STANDARD: Es gibt zufällige Strukturen, die man fälschlicherweise als eine bestimmte Gestalt wahrnimmt. Auch das menschliche Auge täuscht sich manchmal. Wie verhindert man Fehleinschätzungen des Computerauges?
Es gibt zwei Prozesse, die beim Sehen im menschlichen Gehirn ablaufen: Zum einen ein Bottom-up-Prozess, bei dem die Einzelteile zusammengesucht werden, um eine Gestalt zu erkennen. Dann gibt es aber auch noch einen Top-down-Prozess, der mir vorgibt, was ich zu erwarten habe. Ist es realistisch, in dieser Situation ein Pferd zu sehen? Erst wenn die beiden Prozesse Übereinstimmung finden, dann sieht der Mensch ein konkretes Objekt. Um das zu illustrieren, präsentiere ich in meinen Vorlesungen den Studierenden spezielle Bilder, die auf den ersten Blick wirr erscheinen. Für viele ist ihr Inhalt erst erkennbar, wenn ich mündlich Hinweise gebe, also Kontext für den Top-down-Prozess liefere.
STANDARD: Was heißt das auf den Computer umgelegt?
Das ist die große Frage. Wie kann ich alle möglichen Inhalte, die das Computerauge sehen könnte, möglichst wenig komplex beschreiben? Wie kann ich ein Pferd in all seinen möglichen Ausformungen abspeichern? Es ist unglaublich, was das Gehirn in dieser Hinsicht leistet, und noch unklar, wie das genau funktioniert. Wahrscheinlich wird ein hierarchisches System angewandt. Das heißt, die Bildinformation wird immer wieder auf verschiedene Strukturen hin gefiltert. Die Bildinformation wird so lange reduziert, bis zum Schluss herauskommt: Pferd, ja oder nein.
STANDARD:Wie weit sind diese Prozesse bereits rekonstruierbar?
Bei der Gestaltfindung weiß man, wie es funktionieren kann. Wir arbeiten an der Umsetzung der Euler'schen Elastika für das Erkennen einer Gestalt und konnten zeigen, dass man ein Objekt viel einfacher mathematisch beschreiben kann, indem man das Bild in einen höherdimensiona- len Raum einbettet. Bildverarbeitungsprobleme kann man so viel besser lösen. In meinem ERC-Projekt geht es darum, beide Prozesse in einem Framework darstellen zu können.
STANDARD:Sie beschäftigen sich im Rahmen Ihrer Professur auch mit Mobile Vision, also Bildverarbeitung etwa am Smartphone. Welche Anwendungen könnte das bringen?
Es geht um alle Anwendungen, bei denen sich die Kamera selbst auch mitbewegt.
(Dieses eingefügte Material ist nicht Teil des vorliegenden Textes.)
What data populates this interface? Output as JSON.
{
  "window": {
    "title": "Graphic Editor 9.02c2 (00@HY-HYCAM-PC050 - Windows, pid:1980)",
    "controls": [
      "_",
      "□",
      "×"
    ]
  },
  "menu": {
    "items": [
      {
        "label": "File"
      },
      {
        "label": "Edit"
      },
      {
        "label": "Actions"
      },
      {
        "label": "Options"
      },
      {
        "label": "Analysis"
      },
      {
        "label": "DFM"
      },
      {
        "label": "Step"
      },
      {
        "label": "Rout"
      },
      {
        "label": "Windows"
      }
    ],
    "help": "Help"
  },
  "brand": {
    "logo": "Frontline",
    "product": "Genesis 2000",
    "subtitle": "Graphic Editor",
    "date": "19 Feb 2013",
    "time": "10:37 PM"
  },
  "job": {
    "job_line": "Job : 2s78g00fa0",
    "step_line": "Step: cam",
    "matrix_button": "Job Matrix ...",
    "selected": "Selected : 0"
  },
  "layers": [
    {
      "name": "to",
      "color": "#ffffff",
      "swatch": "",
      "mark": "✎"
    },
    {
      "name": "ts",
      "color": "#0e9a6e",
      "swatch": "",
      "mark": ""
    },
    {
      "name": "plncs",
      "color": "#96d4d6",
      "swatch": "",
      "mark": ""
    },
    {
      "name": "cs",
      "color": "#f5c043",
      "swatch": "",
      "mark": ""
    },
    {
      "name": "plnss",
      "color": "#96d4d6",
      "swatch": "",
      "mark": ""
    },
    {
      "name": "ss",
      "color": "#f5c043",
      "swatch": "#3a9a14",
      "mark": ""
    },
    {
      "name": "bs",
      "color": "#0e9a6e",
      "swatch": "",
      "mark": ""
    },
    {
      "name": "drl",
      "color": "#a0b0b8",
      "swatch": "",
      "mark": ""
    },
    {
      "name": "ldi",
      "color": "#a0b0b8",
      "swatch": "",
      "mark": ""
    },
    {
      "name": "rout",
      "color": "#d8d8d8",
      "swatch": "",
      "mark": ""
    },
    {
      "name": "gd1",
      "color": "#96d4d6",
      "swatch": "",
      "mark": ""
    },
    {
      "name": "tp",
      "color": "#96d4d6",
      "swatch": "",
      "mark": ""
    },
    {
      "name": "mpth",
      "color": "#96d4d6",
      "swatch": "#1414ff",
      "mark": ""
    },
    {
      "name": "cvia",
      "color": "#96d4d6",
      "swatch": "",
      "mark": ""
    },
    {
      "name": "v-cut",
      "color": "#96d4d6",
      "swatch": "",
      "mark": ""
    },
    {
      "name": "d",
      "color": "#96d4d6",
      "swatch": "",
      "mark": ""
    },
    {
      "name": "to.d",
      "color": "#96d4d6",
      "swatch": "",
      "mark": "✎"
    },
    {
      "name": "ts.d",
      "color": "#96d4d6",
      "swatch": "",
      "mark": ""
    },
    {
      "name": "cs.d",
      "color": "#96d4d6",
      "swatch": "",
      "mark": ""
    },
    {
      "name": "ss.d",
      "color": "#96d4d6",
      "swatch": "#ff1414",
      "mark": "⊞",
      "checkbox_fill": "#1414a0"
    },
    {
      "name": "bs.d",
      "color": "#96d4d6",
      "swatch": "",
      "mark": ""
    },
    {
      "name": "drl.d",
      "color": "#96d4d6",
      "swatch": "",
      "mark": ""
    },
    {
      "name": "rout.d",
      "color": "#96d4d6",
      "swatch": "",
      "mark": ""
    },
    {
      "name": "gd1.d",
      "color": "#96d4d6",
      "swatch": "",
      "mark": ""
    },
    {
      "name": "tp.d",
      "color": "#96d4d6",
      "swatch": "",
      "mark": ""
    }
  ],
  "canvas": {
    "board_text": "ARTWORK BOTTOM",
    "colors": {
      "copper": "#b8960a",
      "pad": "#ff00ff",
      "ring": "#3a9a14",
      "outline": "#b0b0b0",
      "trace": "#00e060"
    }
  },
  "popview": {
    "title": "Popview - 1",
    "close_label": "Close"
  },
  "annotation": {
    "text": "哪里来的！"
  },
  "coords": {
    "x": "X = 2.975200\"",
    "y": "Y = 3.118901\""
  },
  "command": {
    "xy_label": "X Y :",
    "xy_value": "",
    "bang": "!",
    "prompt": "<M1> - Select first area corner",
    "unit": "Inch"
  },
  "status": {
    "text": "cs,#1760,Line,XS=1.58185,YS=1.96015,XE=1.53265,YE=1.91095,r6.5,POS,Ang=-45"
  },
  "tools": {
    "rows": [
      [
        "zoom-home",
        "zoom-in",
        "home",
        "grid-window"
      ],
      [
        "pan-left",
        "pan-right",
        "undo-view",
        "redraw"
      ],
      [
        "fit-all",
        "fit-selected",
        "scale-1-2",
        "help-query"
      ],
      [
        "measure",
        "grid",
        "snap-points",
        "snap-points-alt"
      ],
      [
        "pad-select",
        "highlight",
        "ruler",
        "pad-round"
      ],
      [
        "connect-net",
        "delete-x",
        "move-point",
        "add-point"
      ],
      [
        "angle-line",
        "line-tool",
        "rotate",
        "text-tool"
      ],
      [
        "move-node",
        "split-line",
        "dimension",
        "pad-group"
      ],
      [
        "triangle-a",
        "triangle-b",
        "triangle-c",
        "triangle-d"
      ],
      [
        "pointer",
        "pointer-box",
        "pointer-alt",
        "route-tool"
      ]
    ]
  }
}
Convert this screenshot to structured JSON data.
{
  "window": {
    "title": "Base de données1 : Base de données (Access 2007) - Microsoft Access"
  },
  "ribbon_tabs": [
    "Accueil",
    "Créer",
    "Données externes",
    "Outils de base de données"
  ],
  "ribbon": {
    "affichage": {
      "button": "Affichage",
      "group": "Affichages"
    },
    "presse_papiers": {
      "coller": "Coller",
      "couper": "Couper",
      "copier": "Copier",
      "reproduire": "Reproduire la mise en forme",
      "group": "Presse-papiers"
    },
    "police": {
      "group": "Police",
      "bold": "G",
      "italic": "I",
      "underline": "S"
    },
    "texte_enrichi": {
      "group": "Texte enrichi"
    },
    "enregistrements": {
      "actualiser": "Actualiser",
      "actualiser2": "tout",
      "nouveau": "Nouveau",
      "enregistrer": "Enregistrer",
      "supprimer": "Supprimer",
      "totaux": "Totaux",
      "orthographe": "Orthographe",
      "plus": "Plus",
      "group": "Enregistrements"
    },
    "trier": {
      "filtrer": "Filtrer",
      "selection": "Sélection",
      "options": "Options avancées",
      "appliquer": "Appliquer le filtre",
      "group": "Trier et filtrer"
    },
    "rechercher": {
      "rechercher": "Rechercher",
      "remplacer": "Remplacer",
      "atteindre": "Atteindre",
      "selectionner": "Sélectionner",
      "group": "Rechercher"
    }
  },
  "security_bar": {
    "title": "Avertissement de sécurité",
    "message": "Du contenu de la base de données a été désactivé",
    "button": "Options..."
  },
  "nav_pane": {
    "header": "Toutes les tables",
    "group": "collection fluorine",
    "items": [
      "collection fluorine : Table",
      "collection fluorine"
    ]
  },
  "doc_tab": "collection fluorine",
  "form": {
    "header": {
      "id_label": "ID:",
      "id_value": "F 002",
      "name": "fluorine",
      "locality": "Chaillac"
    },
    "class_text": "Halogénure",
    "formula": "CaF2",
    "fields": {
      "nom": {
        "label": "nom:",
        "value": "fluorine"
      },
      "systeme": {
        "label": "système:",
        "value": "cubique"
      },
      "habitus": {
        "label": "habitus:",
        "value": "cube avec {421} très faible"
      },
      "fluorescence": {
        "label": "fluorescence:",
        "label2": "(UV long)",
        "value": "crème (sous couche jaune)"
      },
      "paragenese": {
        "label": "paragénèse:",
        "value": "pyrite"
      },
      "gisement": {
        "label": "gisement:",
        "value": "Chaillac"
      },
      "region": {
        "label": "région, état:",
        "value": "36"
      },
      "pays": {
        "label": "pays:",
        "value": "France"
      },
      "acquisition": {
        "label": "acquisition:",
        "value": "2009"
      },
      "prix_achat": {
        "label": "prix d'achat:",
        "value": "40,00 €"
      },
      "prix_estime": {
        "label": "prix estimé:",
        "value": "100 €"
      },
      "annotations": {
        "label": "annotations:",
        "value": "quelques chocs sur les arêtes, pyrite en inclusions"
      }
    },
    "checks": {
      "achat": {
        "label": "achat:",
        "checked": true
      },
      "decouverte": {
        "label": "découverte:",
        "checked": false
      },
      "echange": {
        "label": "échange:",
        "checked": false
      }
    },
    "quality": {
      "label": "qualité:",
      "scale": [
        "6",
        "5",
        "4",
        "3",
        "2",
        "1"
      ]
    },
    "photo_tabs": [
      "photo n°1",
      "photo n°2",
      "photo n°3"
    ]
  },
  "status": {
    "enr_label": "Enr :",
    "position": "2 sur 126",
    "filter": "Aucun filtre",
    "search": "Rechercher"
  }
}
Ein Handy kann in zehn Jahren vielleicht Szenen interpretieren. Sie schalten die Kamera ein, und das Gerät wird die Umgebung dreidimensional rekonstruieren. Es wird sagen: Das ist eine Bank, das ein Auto, das ein Mensch. Es wird auch Menschen erkennen, deren Bild Sie abgespeichert haben. Ein anderer Anwendungsfall wäre, die Fahrassistenzsysteme, die in Oberklassewagen das richtige Verhalten des Lenkers überwachen, in ein Smartphone zu packen.
STANDARD: Beschäftigen Sie sich auch mit den gesellschaftlichen Folgen der Technik, die bekanntlich auch zu unerwünschter Überwachung eingesetzt werden kann?
Ich mache mir viele Gedanken darüber. Wenn ich einmal älter werde, möchte ich persönlich nicht von einem Roboter gepflegt werden. Ich halte ein wachsames Auge darauf, dass ich nicht in eine Richtung abdrifte, mit der ich die totale Überwachung begünstige. Ich selbst sehe mich als Grundlagenforscher, der noch viel mit Papier und Bleistift arbeitet. Ich will einfach auf einer elementaren Ebene das Sehen verstehen. Die möglichen Anwendungen stehen weniger im Vordergrund.
THOMAS POCK (36) vom Institut für Maschinelles Sehen und Darstellen der TU Graz erhielt 2014 für das Projekt Homovis (High-level Prior Models for Computer Vision) einen ERC Starting Grant. Die renommierte Auszeichnung soll exzellente Wissenschafter in einem frühen Karrierestadium unterstützen. Pock hält eine Stiftungsprofessur, die gemeinsam von der TU Graz und vom AIT (Austrian Institute of Technology) geschaffen wurde. Am AIT ist er in diesem Rahmen als Principal Scientist im Forschungsbereich Intelligent Vision Systems tätig. Pock ist verheiratet und Vater von vier Kindern.